La segunda parte del pasaje nos recuerda en qué consistía la predicación de Juan el Bautista, básicamente lo que dice es hay que abrirle un camino a Dios (cf. Mt 3,3), y si observamos bien la predicación de Juan es algo así como “¡quita lo obstáculos, quitalos!”; ¿qué es lo que detiene esa abundancia de amor que Dios quiere darte?, ¿dónde se está frenando? ¡quita los frenos, abre las puertas, abre el camino! ¡Dios quiere visitarte!. Es una gran enseñanza porque, por una parte nos está diciendo que si hay algo que podemos hacer, pero por otra parte nos está enseñando que Dios y solamente Dios es quien hace la obra, es decir, es Dios quien nos transforma pero corresponde a nosotros quitar los obstáculos para que esa gracia, esa misericordia, ese amor haga su obra en nosotros.
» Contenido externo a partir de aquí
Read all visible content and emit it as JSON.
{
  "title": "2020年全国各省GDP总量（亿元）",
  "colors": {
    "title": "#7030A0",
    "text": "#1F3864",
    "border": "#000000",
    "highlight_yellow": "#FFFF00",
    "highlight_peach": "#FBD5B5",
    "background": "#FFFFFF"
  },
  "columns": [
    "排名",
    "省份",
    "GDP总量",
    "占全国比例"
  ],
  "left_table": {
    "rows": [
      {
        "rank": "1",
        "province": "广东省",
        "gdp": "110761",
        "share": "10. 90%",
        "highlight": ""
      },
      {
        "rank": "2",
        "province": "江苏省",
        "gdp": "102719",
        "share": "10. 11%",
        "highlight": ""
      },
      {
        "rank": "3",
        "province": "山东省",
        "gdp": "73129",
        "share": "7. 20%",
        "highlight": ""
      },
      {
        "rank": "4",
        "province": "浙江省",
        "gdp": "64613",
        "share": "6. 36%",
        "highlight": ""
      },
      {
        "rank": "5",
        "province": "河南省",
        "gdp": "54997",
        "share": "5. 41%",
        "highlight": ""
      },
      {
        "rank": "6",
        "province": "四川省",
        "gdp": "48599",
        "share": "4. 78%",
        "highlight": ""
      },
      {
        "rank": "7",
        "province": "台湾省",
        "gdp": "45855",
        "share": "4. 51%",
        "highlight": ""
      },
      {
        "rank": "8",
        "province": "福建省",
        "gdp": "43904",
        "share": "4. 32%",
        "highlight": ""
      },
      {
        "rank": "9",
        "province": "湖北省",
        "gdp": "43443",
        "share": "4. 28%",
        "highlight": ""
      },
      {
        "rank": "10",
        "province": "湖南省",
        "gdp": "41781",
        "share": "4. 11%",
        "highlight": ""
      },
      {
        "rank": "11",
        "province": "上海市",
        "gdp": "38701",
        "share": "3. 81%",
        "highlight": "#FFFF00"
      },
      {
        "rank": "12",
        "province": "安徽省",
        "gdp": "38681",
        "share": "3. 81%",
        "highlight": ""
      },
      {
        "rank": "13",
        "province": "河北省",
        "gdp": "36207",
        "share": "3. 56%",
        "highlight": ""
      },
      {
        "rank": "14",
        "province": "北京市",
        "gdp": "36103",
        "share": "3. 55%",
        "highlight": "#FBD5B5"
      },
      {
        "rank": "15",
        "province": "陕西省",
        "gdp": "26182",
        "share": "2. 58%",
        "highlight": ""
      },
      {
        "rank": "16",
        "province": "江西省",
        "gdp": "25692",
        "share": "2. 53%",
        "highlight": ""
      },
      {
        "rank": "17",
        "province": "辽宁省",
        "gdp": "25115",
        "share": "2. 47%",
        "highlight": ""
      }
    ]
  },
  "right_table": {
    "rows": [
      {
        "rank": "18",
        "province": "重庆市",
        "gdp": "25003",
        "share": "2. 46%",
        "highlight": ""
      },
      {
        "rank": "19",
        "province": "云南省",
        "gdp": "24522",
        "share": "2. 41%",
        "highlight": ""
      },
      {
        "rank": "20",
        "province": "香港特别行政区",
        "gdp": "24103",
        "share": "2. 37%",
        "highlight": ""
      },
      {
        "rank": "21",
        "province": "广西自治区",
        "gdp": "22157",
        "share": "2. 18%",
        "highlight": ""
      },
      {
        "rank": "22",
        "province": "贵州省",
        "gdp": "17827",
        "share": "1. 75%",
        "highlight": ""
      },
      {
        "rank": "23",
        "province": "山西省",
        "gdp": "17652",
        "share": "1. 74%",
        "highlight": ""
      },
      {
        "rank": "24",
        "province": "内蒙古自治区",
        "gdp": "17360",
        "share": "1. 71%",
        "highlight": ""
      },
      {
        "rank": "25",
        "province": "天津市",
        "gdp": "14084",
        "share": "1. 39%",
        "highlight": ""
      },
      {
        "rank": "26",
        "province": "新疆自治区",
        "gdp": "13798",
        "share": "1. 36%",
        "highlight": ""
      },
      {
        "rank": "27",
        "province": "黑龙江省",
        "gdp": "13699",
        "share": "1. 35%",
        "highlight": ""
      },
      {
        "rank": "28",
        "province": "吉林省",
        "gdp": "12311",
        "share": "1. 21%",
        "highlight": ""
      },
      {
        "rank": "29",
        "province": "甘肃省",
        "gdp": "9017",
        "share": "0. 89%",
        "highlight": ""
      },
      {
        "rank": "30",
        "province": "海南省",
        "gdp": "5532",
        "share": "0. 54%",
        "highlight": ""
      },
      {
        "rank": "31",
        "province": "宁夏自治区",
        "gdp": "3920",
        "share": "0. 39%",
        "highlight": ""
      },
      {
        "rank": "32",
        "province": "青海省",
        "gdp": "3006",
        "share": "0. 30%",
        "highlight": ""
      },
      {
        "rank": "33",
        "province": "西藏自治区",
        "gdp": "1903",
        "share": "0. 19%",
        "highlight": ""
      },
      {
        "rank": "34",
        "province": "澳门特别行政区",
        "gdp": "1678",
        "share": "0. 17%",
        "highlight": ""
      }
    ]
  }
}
Se puede hacer una comparación con lo que hace un médico, supongamos que un médico tiene que operarme, es una operación delicada, una operación del corazón; no puede operarme a mí mismo, pero lo que sí puedo hacer es ir donde el médico contarle mi problema, ponerme en sus manos y seguir los pasos de preparación que me dice el médico; “tiene que hacerse estos exámenes, tiene que hablar con el anestesiólogo, tiene que llegar aquí tal día”; lo que hago es disponerme, la operación no la hago, el único que la hace es él, pero yo puedo disponerme, y esa el la lógica del Adviento, que nosotros nos dispongamos, nos preparemos, que quitemos obstáculos de esa manera viene Dios a nuestra vida y de esa manera hace sus prodigios en nosotros.